Night time is always the most difficult for me. Most nights
lately, I sleep on his “side” of the bed, trying to fill the emptiness next to
me. In some small way, it makes me feel less lonely than reaching to my left
and not finding him. It also makes me laugh to think about our sides, and how adamant
he was about sleeping on the left. For being so care free, Chris was very
particular about certain things, like his side of the bed and seafood
enchiladas.
Bed time was our time. When the laptops were closed, the
television turned off, it was our time to talk and decompress from the day.
Without ever establishing a “rule” it was very rare for us to go to bed at
different times.
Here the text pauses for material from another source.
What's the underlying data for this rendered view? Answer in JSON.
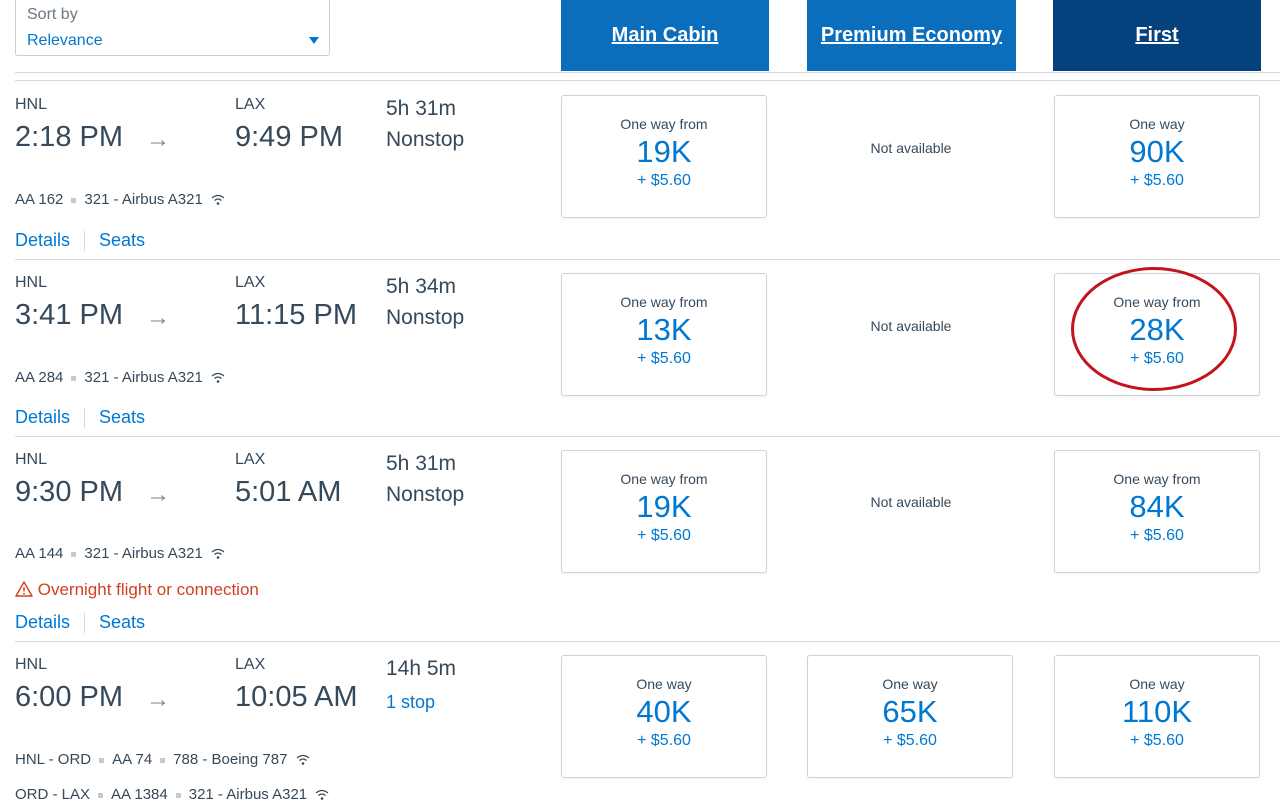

Bed time was a family matter, dog included.
Chris would always tell me how tired he was, brush his
teeth, climb into bed and start talking for at least 30 minutes. Or sing songs.
Or Dutch Oven me. (It’s weird what you start to miss). And once he was tired,
he slept like a rock. I envied that trait while I would lay awake twisting and
turning, vying for space on our king size bed.
Chris and Schrodie had the same technique for sleeping in
the bed: stay as close to me as possible. Which is endearingly sweet in theory,
but has literally forced me off the bed more than once. Even dead asleep, Chris
had to be touching me. In our downsized English bed, I was even more cramped,
but loved every minute of it. Schrodie continues to fulfill his bed hogging
responsibilities—which provides me some sense of normalcy at least.
Now, the transition from night to morning is filled with
dreams that leave me hopeful, confused, and sad. The same dream presents itself
in different fashions—me frustrated, not understanding, until I realize what is
missing is Chris. It’s sort of like Ground Hog Day, just different tragic scenarios--
which is fitting I suppose, given that Chris loved that movie.
I wrote the following poem to describe what these dreams are
like:
In my dreams, I seek you out
finding empty corners
and enigmas that confuse me.
I hunger, waiting to find you,
unsatisfied by empty promises,
people and things that will never be you.
I wait, knowing there is something,
far greater, if only
I can find the path that leads to you.
No arms, but yours, can bring me comfort,
No other smile can make me laugh,
It is only your presence that completes me.
In the moment I find you,
I know a peace that breaks my heart,
open, with hope and relief.
I cling to you tightly, fearing it won’t last.
Your face is the only face with clarity,
your touch, exactly as I remember.
You stay with me until my sadness reminds me,
you are no longer mine to touch.
Reality invades stolen moments with you,
revealing my hopeful heart,
has developed another ruse,
to disguise its shattered disposition.
Waking is another way I lose you, every day,
pulling me from your arms into empty sheets,
stained with tears I am almost too tired to cry.
Still, if dreaming is all I have of you,
to relive you for a moment,
is worth a thousand salty tears.
It is a bittersweet reunion,
bringing both joy and sadness,
finding you and losing you.
As in life, I could not choose any other way.
My heart is compelled to find you,
if only when I dream.
By Sarah Stover
While I am used to sleeping without Chris, thanks to
deployments, the gravity of his absence is taking adjustment. It gets a little
better, a little easier to fall asleep… some nights. There are still many tears
on which I sail off to sleep. My tears remind me of how deeply we loved, and
that is its own sense of comfort.
Sarah, this is beautiful! Such an amazing poem! Thanks for sharing!